Although, as wage growth is expected to remain high, coupled with sluggish productivity and developments in international trade, it has pushed expected inflation slightly upwards to 2.1% from 2.0% for 2025, and to 1.9% from 1.7% for 2026. 

Broyer said that the ECB is going to cut rates three times in 2024, starting in June. In 2025, the ECB would potentially see fewer rate cuts than previously expected, only three, leading the deposit facility rate, currently 4%, to finish 2025 at 2.5%.

The German economy is exiting recession

According to the report, Europe's biggest economy is going to see 0.3% GDP growth this year, as it is exiting recession slowly. 

Broyer said that more and more data suggests that the German manufacturing sector has left behind its period of contraction at the start of the year and there are promising signs in the chemical sector, for instance, that production is picking up. 

"For Germany, it is not a question about the short-term rebound. It's underway. The question is really about the medium-term prospects," the chief economist said, warning that the country's working population is fast shrinking. 

Germany, as well as the whole bloc, is facing this challenge. The lowering working-age population is likely to reduce GDP growth by 0.5%-0.6% per year over the next five years, according to the report, which cited figures from the United Nations Department of Economic and Social Affairs. However, in Europe, immigration, following the war in Ukraine, could reverse this effect somewhat, Broyer added.

"Another question is about the competitiveness of the German economy after this huge energy price shock, and also in the context of China, challenging Germany, more than ever," Broyer said. "China is competing directly in the automotive sector and the chemical sector."

Major risks ahead of the Eurozone economies

For the next 12-18 months, geopolitics are playing a serious role in the prospects of the bloc. "We have the two regional conflicts, shaking the continent with no end in sight, and will have key elections this year, in the US and Europe both having the potential to change trade," Broyer also noted and added that the European economy, as well as the German economy, are highly reliant on trade.


Another significant risk relates to inflation. "So inflation could recede less than thought, especially if productivity does not catch up with wage growth", the chief economist added.

Sluggish productivity in Europe, with a backdrop of high business investment, raises uncertainty. 

"You can partly explain why productivity is sluggish in the eurozone, but only partly," the chief economist said. Productivity has been held back by factors such as more people getting hired in the service sector, which has lower productivity, while the manufacturing sector has started to lay off people, on the back of this manufacturing recession.

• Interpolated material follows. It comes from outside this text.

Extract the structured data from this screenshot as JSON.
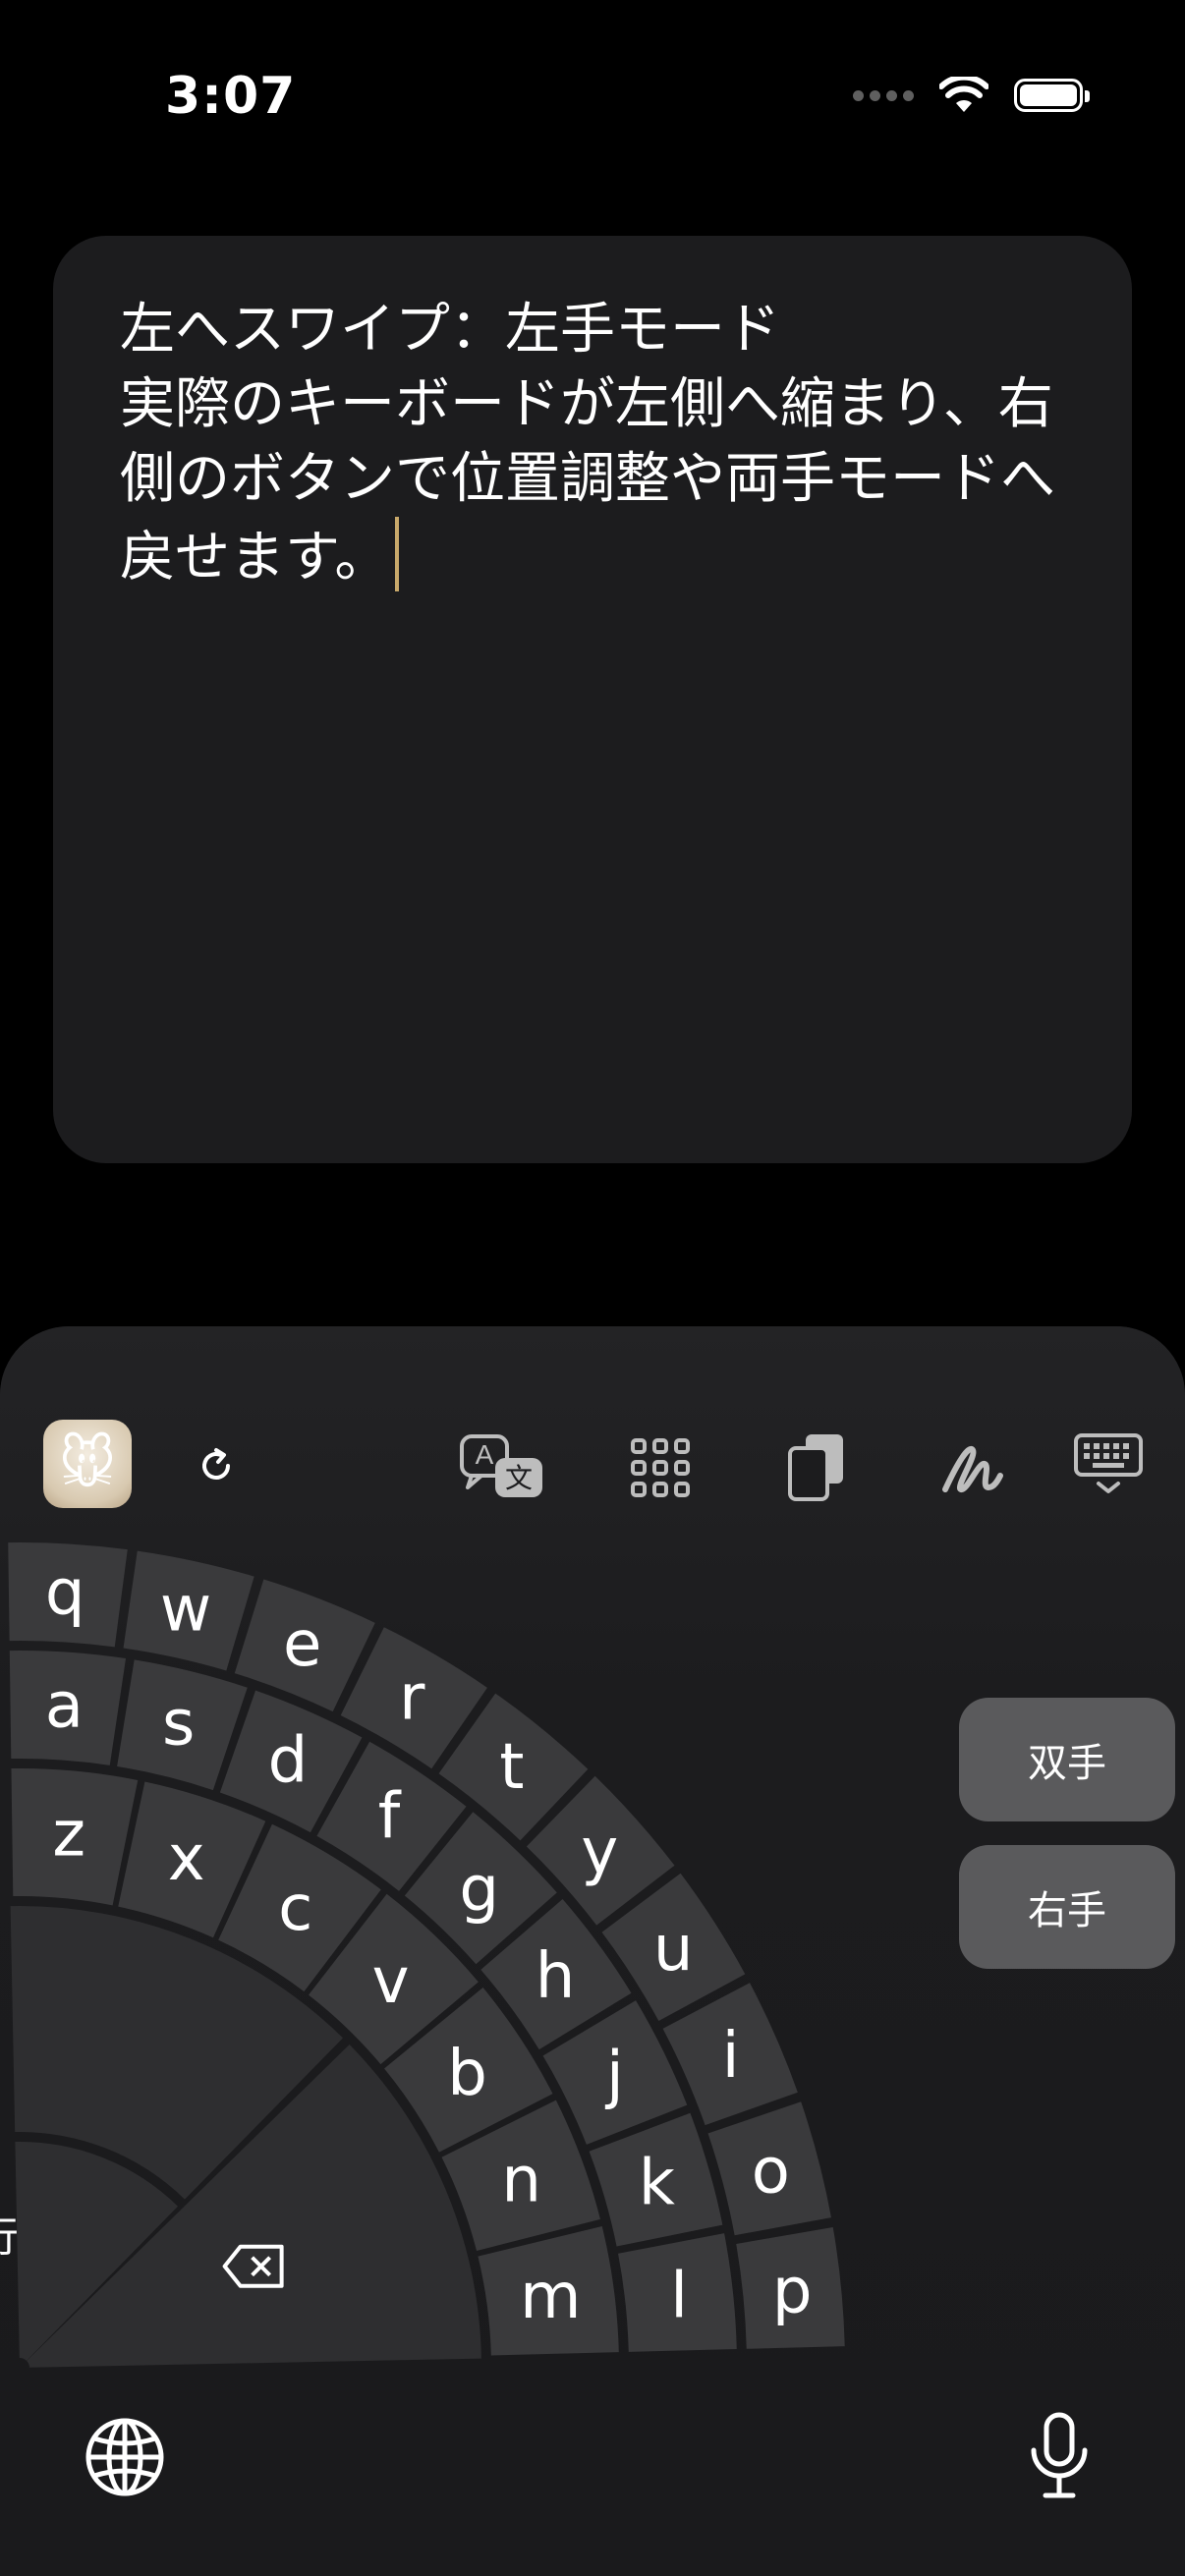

The working-age population is shrinking and there is more sickness leave than before the pandemic, which is "so much that it weighs on productivity," Broyer also said.

"But almost 40% of this decline is still unexplained."

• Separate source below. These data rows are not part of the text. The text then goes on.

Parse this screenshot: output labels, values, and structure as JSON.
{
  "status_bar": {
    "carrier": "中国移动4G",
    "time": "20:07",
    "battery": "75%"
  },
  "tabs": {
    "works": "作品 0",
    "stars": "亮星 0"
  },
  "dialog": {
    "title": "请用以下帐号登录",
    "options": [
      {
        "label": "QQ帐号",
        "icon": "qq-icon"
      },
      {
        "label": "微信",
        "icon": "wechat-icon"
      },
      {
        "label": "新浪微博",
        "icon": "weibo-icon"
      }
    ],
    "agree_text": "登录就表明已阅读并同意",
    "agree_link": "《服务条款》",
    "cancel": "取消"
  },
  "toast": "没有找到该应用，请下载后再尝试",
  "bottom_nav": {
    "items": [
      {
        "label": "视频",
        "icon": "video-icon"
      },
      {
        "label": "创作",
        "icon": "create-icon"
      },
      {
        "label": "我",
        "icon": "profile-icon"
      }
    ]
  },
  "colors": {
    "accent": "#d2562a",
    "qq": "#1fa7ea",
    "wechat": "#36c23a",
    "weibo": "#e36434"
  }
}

The European labour market also holds potential risks, as unemployment could rise more than expected.

"The question is no longer whether the unemployment rate will rise this year, but by how much it will rise," the report said, citing high labour costs, a decline in vacancies and not much increase in employment.

S&P Global Ratings forecasts the unemployment rate to be 6.7% at the end of this year in the eurozone, compared with the current 6.4%.